I first refactored it to be a subclass of NSMutableArray, but that actually introduced more complexity. NSMutableArray is implemented as a class cluster , with an abstract API around a private hidden shadow class. In order to subclass it, you are expected to provide your own implementations of a subset of its interface. In my case, this would have made for more code than the class I was trying to replace.
Of course, Objective-C allows you to define categories on any existing classes. Categories allow you to formally define and implement additional methods onto an existing class definition at compile time. I could re-implement my class as a tiny category on NSMutableArray, removing lots of my code, and reducing the size of my library footprint and perhaps add some value by introducing NSMutableArray's extensive interface.
Surprisingly, it wasn't plain sailing. Coding up the category, and tweaking the library to use NSMutableArray in place of the now-redundant class was straightforward. Once the updated code passed the original test suite, it was deployed as a library. The first time I built a project using it, it crashed on startup, with an unhandled exception. I cleaned all targets and rebuilt. Same problem. I checked the library headers to confirm that the new data structures were properly defined on include. No problems there, but still a hard crash on initialisation.

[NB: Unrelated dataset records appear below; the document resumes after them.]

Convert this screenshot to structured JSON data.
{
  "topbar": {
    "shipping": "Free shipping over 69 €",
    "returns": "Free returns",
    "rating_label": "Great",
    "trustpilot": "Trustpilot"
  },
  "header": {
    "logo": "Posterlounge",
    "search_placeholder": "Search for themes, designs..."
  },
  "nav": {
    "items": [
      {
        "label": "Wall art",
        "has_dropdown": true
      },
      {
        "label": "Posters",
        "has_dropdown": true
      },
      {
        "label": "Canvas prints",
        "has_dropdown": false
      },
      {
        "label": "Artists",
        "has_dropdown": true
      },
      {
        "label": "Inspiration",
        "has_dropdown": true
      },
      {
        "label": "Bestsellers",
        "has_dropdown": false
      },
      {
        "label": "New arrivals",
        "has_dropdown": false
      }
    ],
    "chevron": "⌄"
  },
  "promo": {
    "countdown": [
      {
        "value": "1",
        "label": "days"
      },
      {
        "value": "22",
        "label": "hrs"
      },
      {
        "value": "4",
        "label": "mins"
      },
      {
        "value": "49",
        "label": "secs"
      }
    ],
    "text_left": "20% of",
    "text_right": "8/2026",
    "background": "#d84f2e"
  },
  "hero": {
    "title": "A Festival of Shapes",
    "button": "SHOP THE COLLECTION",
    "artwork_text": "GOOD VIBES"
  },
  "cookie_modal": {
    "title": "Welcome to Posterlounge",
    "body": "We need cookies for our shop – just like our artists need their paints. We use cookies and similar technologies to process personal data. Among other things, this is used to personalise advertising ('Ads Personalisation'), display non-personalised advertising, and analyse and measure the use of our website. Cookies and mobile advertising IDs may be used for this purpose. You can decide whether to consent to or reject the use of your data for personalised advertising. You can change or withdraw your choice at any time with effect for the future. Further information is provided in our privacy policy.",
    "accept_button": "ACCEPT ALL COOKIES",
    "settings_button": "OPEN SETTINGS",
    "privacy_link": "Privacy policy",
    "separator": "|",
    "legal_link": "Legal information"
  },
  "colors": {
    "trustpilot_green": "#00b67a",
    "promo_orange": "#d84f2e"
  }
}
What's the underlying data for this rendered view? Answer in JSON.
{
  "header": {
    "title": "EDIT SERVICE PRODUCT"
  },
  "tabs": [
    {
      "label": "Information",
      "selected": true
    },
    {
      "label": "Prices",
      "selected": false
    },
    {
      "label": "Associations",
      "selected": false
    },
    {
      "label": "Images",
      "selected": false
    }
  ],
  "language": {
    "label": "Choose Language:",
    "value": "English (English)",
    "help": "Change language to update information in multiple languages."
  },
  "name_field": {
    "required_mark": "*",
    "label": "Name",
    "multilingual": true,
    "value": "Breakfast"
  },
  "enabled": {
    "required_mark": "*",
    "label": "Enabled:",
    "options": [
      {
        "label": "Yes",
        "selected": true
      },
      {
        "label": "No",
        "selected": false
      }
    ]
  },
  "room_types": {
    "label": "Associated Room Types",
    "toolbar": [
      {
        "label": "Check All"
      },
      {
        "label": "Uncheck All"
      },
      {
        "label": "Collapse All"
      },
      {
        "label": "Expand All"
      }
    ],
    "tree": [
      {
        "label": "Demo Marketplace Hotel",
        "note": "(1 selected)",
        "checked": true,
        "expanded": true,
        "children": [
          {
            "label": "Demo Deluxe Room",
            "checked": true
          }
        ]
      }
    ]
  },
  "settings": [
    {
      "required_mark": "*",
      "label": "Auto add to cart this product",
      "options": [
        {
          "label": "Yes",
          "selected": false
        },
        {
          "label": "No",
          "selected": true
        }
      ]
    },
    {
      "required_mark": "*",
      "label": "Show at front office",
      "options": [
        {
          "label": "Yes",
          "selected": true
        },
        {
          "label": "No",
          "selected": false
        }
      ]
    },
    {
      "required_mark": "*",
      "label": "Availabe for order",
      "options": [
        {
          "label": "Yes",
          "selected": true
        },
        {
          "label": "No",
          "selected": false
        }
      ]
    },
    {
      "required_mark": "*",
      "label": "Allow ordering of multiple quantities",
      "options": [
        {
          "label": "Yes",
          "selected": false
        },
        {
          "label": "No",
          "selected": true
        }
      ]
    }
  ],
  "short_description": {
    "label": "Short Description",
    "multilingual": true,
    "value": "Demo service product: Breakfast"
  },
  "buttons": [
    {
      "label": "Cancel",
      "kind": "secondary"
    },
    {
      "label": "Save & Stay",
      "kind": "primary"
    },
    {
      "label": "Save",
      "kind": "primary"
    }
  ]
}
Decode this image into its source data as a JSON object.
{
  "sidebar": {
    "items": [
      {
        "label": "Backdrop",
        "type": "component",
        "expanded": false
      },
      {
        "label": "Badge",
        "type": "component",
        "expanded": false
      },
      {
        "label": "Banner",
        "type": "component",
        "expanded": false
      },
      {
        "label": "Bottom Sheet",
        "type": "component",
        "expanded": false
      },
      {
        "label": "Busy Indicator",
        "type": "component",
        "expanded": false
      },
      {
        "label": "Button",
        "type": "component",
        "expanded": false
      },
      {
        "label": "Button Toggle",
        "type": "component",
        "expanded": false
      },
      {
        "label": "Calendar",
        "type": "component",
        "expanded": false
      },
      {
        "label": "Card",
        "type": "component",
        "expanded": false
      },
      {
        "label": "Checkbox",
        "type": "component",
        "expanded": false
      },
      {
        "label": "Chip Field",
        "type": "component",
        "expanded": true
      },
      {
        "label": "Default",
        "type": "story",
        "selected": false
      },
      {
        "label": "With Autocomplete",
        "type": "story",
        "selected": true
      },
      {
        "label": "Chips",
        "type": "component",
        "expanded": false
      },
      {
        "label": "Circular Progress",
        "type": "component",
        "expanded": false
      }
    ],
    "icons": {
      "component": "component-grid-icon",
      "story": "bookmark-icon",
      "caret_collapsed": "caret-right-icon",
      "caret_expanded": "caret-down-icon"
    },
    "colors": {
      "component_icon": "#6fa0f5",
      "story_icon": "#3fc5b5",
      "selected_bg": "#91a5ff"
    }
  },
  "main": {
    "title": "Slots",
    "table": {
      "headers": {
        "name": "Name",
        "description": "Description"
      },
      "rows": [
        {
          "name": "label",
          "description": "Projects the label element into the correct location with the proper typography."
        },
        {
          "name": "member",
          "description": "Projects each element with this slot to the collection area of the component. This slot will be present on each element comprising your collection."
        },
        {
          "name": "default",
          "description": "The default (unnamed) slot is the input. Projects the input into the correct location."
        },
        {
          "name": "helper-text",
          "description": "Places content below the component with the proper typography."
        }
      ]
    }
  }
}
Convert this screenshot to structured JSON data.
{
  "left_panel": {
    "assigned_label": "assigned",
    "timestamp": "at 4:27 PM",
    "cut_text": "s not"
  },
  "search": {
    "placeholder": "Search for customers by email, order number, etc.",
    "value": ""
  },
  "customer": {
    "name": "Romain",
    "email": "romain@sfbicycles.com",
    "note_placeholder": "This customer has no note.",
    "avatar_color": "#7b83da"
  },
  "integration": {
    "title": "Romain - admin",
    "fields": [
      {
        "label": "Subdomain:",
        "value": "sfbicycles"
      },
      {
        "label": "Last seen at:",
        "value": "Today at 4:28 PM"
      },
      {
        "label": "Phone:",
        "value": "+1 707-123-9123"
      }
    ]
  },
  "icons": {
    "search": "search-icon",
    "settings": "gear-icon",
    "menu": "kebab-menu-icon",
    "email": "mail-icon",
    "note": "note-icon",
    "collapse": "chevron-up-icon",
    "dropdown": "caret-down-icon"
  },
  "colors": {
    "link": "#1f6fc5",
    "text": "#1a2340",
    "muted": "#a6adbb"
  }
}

The system logs had an entry for the crash; selector not recognized attached to symbols that were recognisably the new array methods from my category. Running 'nm' against the library file showed the symbols present, and correctly defined as a category on NSMutableArray. I was stumped. After a bit of googling, I came up with the correct solution.
It turns out that in order to link against a static library that contains Objective C categories, you need to pass the linker a special flag, '-ObjC'. Adjusting the build settings of my project to include this flag in the 'Other linker flags' entry of the target inspector fixed it so that the symbols are correctly resolved at runtime. Here is the official word, Technical Q&A QA1490.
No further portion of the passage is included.